Strict rules of evidence, its must be remembered, are not applicable in claims for
compensation and disability benefits.1wphi1 Private respondent having
substantially established the causative circumstances leading to his permanent
total disablility to have transpired during his employment, we find the NLRC to
have acted in the exercise of its sound discretion in awarding permanent total
disability benefits to private respondent. Probability and not the ultimate degree
of certainty is the test of proof in compensation proceedings.
The findings of both the Labor Arbiter and the NLRC as well as the records of the
case convince the Court that petitioners claim is substantiated by enough
evidence to show that his disability is permanent and total. First, there is the
medical findings15 of the Philippine General Hospital that petitioner is down with
"psychosis; to consider paranoid disorder, making it extremely difficult for him to
return to shipboard action"; and second, the findings of the Social Benefits
Division of the Overseas Workers Welfare Administration16 through its attending
doctor Leonardo Bascar, that petitioner is suffering from "schizophrenic form
disorder."
Time and again, the Court has consistently ruled that"disability should not be
understood more on its medical significance but on the loss of earning
capacity."17 Permanent total disability means disablement of an employee to
earn wages in the same kind of work, or work of similar nature that she was
trained for or accustomed to perform, or any kind of work which a person of her
mentality and attainment could do.

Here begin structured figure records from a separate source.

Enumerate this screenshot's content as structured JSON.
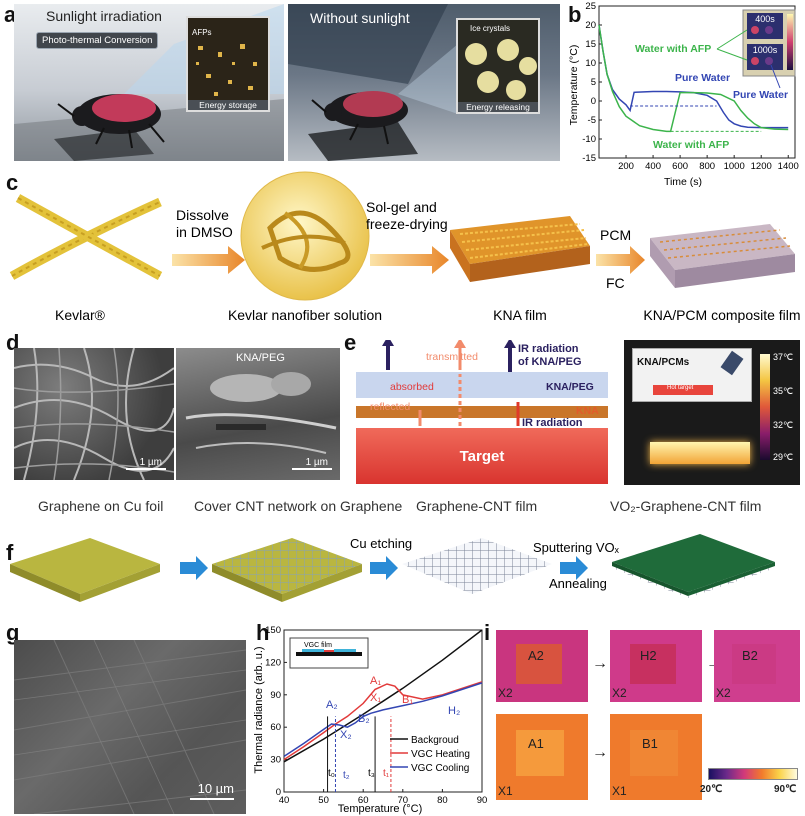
{
  "colors": {
    "kevlar_yellow": "#e3c23a",
    "arrow_orange": "#f2a33a",
    "arrow_blue": "#2a8bd6",
    "target_red": "#e8453c",
    "vo2_green": "#1f6b3a",
    "graphene_olive": "#b9b640",
    "plot_black": "#111111",
    "plot_red": "#e23a3a",
    "plot_blue": "#3346b3",
    "plot_green": "#3cb44b"
  },
  "panel_a": {
    "label": "a",
    "left_title": "Sunlight irradiation",
    "badge": "Photo-thermal Conversion",
    "inset_left_tag": "AFPs",
    "inset_left_caption": "Energy storage",
    "right_title": "Without sunlight",
    "inset_right_tag": "Ice crystals",
    "inset_right_caption": "Energy releasing"
  },
  "panel_b": {
    "label": "b",
    "inset_top": "400s",
    "inset_bottom": "1000s",
    "label_afp_top": "Water with AFP",
    "label_pure_mid": "Pure Water",
    "label_pure_right": "Pure Water",
    "label_afp_bottom": "Water with AFP"
  },
  "panel_c": {
    "label": "c",
    "step1": "Dissolve\nin DMSO",
    "step2": "Sol-gel and\nfreeze-drying",
    "step3_top": "PCM",
    "step3_bottom": "FC",
    "captions": [
      "Kevlar®",
      "Kevlar nanofiber solution",
      "KNA film",
      "KNA/PCM  composite film"
    ]
  },
  "panel_d": {
    "label": "d",
    "scale_left": "1 µm",
    "scale_right": "1 µm",
    "tag_right": "KNA/PEG"
  },
  "panel_e": {
    "label": "e",
    "transmitted": "transmitted",
    "ir_kna_peg": "IR radiation\nof KNA/PEG",
    "absorbed": "absorbed",
    "reflected": "reflected",
    "layer_kna_peg": "KNA/PEG",
    "layer_kna": "KNA",
    "ir_radiation": "IR radiation",
    "target": "Target",
    "inset_label": "KNA/PCMs",
    "inset_target": "Hot target",
    "colorbar": [
      "37℃",
      "35℃",
      "32℃",
      "29℃"
    ]
  },
  "panel_f": {
    "label": "f",
    "captions": [
      "Graphene on Cu foil",
      "Cover CNT network on Graphene",
      "Graphene-CNT film",
      "VO₂-Graphene-CNT film"
    ],
    "step_cu": "Cu etching",
    "step_sputter": "Sputtering VOₓ",
    "step_anneal": "Annealing"
  },
  "panel_g": {
    "label": "g",
    "scale": "10 µm"
  },
  "panel_h": {
    "label": "h",
    "inset_title": "VGC film",
    "legend": [
      "Backgroud",
      "VGC Heating",
      "VGC Cooling"
    ],
    "points": [
      "A₂",
      "A₁",
      "X₂",
      "X₁",
      "B₂",
      "B₁",
      "H₂"
    ],
    "tlabels": [
      "t₀",
      "t₂",
      "t₃",
      "t₁"
    ]
  },
  "panel_i": {
    "label": "i",
    "top_inner": [
      "A2",
      "H2",
      "B2"
    ],
    "top_corner": [
      "X2",
      "X2",
      "X2"
    ],
    "bottom_inner": [
      "A1",
      "B1"
    ],
    "bottom_corner": [
      "X1",
      "X1"
    ],
    "colorbar_min": "20℃",
    "colorbar_max": "90℃"
  },
  "chart_data": [
    {
      "type": "line",
      "xlabel": "Time (s)",
      "ylabel": "Temperature (°C)",
      "xlim": [
        0,
        1450
      ],
      "ylim": [
        -15,
        25
      ],
      "xticks": [
        200,
        400,
        600,
        800,
        1000,
        1200,
        1400
      ],
      "yticks": [
        -15,
        -10,
        -5,
        0,
        5,
        10,
        15,
        20,
        25
      ],
      "series": [
        {
          "name": "Pure Water",
          "color": "#3346b3",
          "x": [
            0,
            30,
            60,
            100,
            150,
            200,
            230,
            260,
            400,
            500,
            600,
            700,
            800,
            870,
            920,
            960,
            1000,
            1050,
            1100,
            1200,
            1300,
            1400
          ],
          "y": [
            20,
            13,
            7,
            3,
            0.5,
            -1,
            -2.5,
            2.3,
            2.5,
            2.5,
            2.4,
            2.2,
            1.5,
            0,
            -3,
            -5,
            -6,
            -6.6,
            -6.9,
            -7,
            -7,
            -7
          ]
        },
        {
          "name": "Water with AFP",
          "color": "#3cb44b",
          "x": [
            0,
            30,
            60,
            100,
            150,
            200,
            300,
            400,
            500,
            530,
            600,
            700,
            800,
            900,
            1000,
            1050,
            1100,
            1150,
            1200,
            1300,
            1400
          ],
          "y": [
            20,
            13,
            7,
            2.5,
            -1.5,
            -4,
            -6.5,
            -7.5,
            -8,
            -8,
            2.2,
            2.2,
            2.1,
            1.7,
            0,
            -2.5,
            -4.5,
            -6,
            -7,
            -7.4,
            -7.5
          ]
        }
      ]
    },
    {
      "type": "line",
      "xlabel": "Temperature (°C)",
      "ylabel": "Thermal radiance (arb. u.)",
      "xlim": [
        40,
        90
      ],
      "ylim": [
        0,
        150
      ],
      "xticks": [
        40,
        50,
        60,
        70,
        80,
        90
      ],
      "yticks": [
        0,
        30,
        60,
        90,
        120,
        150
      ],
      "series": [
        {
          "name": "Backgroud",
          "color": "#111111",
          "x": [
            40,
            50,
            60,
            70,
            80,
            90
          ],
          "y": [
            28,
            49,
            72,
            96,
            122,
            150
          ]
        },
        {
          "name": "VGC Heating",
          "color": "#e23a3a",
          "x": [
            40,
            45,
            50,
            53,
            56,
            60,
            63,
            66,
            68,
            70,
            75,
            80,
            85,
            90
          ],
          "y": [
            30,
            42,
            55,
            63,
            70,
            82,
            95,
            100,
            98,
            90,
            86,
            90,
            96,
            102
          ]
        },
        {
          "name": "VGC Cooling",
          "color": "#3346b3",
          "x": [
            90,
            85,
            80,
            75,
            70,
            65,
            62,
            60,
            58,
            56,
            54,
            52,
            50,
            45,
            40
          ],
          "y": [
            101,
            95,
            89,
            84,
            80,
            76,
            73,
            70,
            64,
            60,
            62,
            63,
            58,
            45,
            33
          ]
        }
      ]
    }
  ]
}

It does not mean absolute helplessness. In
disability compensation, it is not the injury which is compensated, but rather it is
the incapacity to work resulting in the impairment of ones earning capacity.18
Lastly, it is right that petitioner be awarded moral and exemplary damages and
attorneys fees. Article 2220 of the Civil Code provides:
Willful injury to property may be a legal ground for awarding moral damages if
the court should find that, under the circumstances, such damages are justly
due. The same rule applies to breaches of contract where the defendant acted
fraudulently or in bad faith.

Here, petitioners illness and disability were the direct results of the demands of
his shipboard employment contract and the harsh and inhumane treatment of
the officers on board the vessel "Olandia." For no justifiable reason, respondents
refused to pay their contractual obligations in bad faith. Further, it cannot be
gainsaid that petitioners disability is not only physical but mental as well
because of the severe depression, mental torture, anguish, embarrassment,
anger, sleepless nights and anxiety that befell him. To protect his rights and
interest, petitioner was constrained to institute his complaint below and hire the
services of an attorney.

As correctly resolved by the NLRC, the Labor Arbiter committed no grave abuse
of discretion in awarding petitioner P50,000.00 as moral damages; P50,000.00
as exemplary damages; US$1,200.00 sickness wages; US$13,200.00 disability
allowance; and attorneys fees of ten percent (10%) of the total entitlement.
WHEREFORE, the instant petition is GRANTED. Accordingly, the challenged
decision and resolution of the CA are REVERSED and SET ASIDE. The decision
dated November 24, 2003 of the NLRC, affirmatory of that of the Labor Arbiter, is
REINSTATED.
SO ORDERED.

On the whole, we find the decision of the Labor Arbiter, as affirmed by the NLRC,
awarding the petitioners money claims to be supported by substantial evidence.